Second of a series of articles dealing with Lenin’s Treatment of Hegel’s Science of Logic


News Line 25 June 1981


By G. Healy


   Lenin’s Philosophical Notebooks, Volume 38 of his Collected Works, can only be adequately described as the ‘workshop’ of the October 1917 socialist revolution.


   There are those who say that ‘these are notes Lenin made for himself which he did not prepare for publication.’ But this is what is so important and interesting about them. Lenin’s ‘workshop’ between the years 1914-1916 – the bleak years of his second emigration – he was, indeed, forging the ‘tool’ which made the revolution.


   World War I had thrust forward all the basic contradictions of imperialism and in the two years in which he toiled in the reading room of the Berne library in Switzerland the world crisis of imperialism had enormously intensified, just as it is doing today. Only a profound scientific, dialectical materialist analysis could have equipped the Bolshevik Party, and through it the Russian working class, to seize power when the time was ripe.

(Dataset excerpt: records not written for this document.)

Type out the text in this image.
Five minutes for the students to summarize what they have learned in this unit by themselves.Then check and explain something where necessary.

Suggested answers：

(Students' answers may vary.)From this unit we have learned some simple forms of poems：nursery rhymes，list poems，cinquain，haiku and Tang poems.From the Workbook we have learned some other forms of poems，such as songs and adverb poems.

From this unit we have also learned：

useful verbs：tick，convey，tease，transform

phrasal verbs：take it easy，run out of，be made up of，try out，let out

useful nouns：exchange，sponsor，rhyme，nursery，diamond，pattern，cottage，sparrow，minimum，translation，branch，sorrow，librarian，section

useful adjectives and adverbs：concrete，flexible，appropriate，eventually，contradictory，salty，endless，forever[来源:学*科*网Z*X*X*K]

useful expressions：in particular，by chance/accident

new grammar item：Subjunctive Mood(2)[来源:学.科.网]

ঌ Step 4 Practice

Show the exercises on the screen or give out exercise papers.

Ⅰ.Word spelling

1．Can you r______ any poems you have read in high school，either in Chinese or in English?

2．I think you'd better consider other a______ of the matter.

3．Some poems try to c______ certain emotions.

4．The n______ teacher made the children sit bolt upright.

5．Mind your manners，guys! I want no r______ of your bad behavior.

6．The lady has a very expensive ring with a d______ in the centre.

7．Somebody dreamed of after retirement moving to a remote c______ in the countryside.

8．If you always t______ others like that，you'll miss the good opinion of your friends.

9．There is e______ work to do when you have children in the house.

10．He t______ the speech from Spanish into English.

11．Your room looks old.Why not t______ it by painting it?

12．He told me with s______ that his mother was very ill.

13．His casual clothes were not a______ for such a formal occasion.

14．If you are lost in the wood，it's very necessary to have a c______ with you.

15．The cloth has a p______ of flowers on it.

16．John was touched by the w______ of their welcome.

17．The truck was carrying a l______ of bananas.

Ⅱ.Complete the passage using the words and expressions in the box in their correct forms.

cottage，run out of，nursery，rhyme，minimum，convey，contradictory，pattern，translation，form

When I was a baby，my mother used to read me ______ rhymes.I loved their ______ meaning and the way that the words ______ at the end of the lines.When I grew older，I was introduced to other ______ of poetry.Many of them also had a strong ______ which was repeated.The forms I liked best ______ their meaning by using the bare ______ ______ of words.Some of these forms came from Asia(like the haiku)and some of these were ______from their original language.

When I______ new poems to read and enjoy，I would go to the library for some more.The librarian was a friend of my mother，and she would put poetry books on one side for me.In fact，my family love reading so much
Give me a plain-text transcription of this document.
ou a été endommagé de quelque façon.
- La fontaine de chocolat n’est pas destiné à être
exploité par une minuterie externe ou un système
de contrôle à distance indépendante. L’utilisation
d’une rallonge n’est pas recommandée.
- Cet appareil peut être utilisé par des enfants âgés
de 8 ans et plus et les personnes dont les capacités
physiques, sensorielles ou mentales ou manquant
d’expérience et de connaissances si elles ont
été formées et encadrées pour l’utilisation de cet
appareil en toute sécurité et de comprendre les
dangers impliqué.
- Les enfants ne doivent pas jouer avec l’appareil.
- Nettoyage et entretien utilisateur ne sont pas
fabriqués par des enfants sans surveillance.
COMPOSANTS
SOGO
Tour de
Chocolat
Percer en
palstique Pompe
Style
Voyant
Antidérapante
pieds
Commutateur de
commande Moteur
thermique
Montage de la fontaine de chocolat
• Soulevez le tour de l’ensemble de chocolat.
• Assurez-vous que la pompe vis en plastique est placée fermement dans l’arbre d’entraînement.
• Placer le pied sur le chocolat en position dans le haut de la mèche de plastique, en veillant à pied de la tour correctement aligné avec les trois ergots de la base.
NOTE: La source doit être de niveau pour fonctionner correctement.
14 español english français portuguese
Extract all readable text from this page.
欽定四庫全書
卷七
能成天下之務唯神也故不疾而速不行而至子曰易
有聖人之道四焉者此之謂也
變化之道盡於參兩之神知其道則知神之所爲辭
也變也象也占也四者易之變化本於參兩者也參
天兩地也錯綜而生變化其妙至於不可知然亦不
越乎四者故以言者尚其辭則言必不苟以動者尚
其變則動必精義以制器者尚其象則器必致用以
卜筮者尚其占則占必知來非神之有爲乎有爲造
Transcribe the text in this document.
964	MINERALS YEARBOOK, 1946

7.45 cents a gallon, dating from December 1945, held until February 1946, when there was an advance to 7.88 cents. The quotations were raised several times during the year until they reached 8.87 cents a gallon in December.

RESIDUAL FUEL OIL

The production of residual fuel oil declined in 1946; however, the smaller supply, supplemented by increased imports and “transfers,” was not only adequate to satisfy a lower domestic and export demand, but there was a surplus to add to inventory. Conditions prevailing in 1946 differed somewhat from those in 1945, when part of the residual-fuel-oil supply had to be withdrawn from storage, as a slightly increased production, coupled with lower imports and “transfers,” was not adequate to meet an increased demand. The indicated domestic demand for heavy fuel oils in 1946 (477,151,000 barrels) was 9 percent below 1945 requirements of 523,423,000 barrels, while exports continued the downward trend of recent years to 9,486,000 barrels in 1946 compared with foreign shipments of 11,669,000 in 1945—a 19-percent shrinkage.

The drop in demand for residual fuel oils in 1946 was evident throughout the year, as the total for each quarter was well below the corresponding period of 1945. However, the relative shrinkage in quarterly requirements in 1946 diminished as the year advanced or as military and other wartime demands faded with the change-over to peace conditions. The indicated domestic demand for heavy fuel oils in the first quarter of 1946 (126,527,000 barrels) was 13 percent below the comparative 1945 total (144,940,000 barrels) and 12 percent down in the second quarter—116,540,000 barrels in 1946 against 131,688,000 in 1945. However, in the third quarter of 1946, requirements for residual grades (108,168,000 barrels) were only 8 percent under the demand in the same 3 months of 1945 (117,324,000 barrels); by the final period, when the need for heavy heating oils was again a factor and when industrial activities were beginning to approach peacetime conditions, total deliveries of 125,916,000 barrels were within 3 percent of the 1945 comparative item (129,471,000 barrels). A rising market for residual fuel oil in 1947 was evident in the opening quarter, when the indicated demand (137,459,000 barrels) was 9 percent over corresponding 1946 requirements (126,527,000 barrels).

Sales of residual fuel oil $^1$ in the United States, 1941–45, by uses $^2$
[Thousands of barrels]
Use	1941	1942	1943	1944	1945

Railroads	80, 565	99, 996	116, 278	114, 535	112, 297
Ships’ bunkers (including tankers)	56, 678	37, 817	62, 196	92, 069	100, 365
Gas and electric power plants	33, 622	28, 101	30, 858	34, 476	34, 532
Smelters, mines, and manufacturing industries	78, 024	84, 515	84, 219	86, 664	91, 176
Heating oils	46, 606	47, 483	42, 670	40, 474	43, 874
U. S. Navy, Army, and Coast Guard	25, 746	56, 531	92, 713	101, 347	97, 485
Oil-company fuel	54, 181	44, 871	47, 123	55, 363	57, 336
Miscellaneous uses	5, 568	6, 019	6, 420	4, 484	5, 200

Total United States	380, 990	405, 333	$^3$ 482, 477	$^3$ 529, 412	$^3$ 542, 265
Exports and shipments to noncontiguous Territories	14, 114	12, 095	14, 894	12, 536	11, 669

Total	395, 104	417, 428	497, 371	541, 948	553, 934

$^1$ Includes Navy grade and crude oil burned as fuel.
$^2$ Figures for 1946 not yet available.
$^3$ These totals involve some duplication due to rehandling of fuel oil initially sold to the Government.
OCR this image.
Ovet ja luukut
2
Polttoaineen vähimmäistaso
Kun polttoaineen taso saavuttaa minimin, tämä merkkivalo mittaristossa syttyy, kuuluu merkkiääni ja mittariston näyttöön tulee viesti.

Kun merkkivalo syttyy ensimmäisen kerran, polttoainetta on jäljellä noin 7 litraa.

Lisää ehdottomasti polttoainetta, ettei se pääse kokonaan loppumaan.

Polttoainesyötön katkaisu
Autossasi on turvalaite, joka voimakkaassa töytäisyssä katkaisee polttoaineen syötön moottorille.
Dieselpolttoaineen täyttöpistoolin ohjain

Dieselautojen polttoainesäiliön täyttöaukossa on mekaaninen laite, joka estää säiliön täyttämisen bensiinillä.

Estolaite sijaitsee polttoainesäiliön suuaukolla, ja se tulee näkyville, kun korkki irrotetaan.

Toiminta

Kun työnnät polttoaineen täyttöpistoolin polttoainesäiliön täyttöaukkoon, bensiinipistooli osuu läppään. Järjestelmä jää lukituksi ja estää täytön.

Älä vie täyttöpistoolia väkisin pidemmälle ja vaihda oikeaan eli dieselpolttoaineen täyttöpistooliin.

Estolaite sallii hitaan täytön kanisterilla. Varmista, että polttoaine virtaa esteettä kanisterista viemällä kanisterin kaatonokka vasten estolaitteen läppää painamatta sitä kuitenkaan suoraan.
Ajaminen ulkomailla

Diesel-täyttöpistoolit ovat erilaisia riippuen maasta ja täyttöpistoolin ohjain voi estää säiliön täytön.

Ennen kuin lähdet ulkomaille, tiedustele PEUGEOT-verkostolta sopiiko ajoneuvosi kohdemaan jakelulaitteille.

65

   All Lenin’s writing at that time , such as Socialism and War, Imperialism the Highest Stage of Capitalism, War and the Second International etc., to mention but a few, were inseparably tied o his efforts in compiling the Philosophic Notebooks.


   An occasional reading of Volume 38, like a casual visit to the workshop of a master craftsman, doesn’t help very much. We must follow the same difficult road, and be right at the centre of all the problems which arise in the day-today building of the revolutionary party,


   Only in this way can we really understand the dialectical method in the notes. To be steeped in the use of the dialectical method we must be totally committed to building the revolutionary party. This is the highest commitment we can make towards participating in advanced dialectical practice.


   As we have already explained in a previous Article Lenin, whilst sharply critical of Hegel’s idealism, saw the need of analysing his Science of Logic from the materialist outlook. ‘Hegel’s Logic’, he wrote, ‘cannot be applied in its given form, it cannot be taken as given. One must separate out from it the logical, (epistemological) nuances, after purifying them; that is still a big job. (p. 266 Vol. 38)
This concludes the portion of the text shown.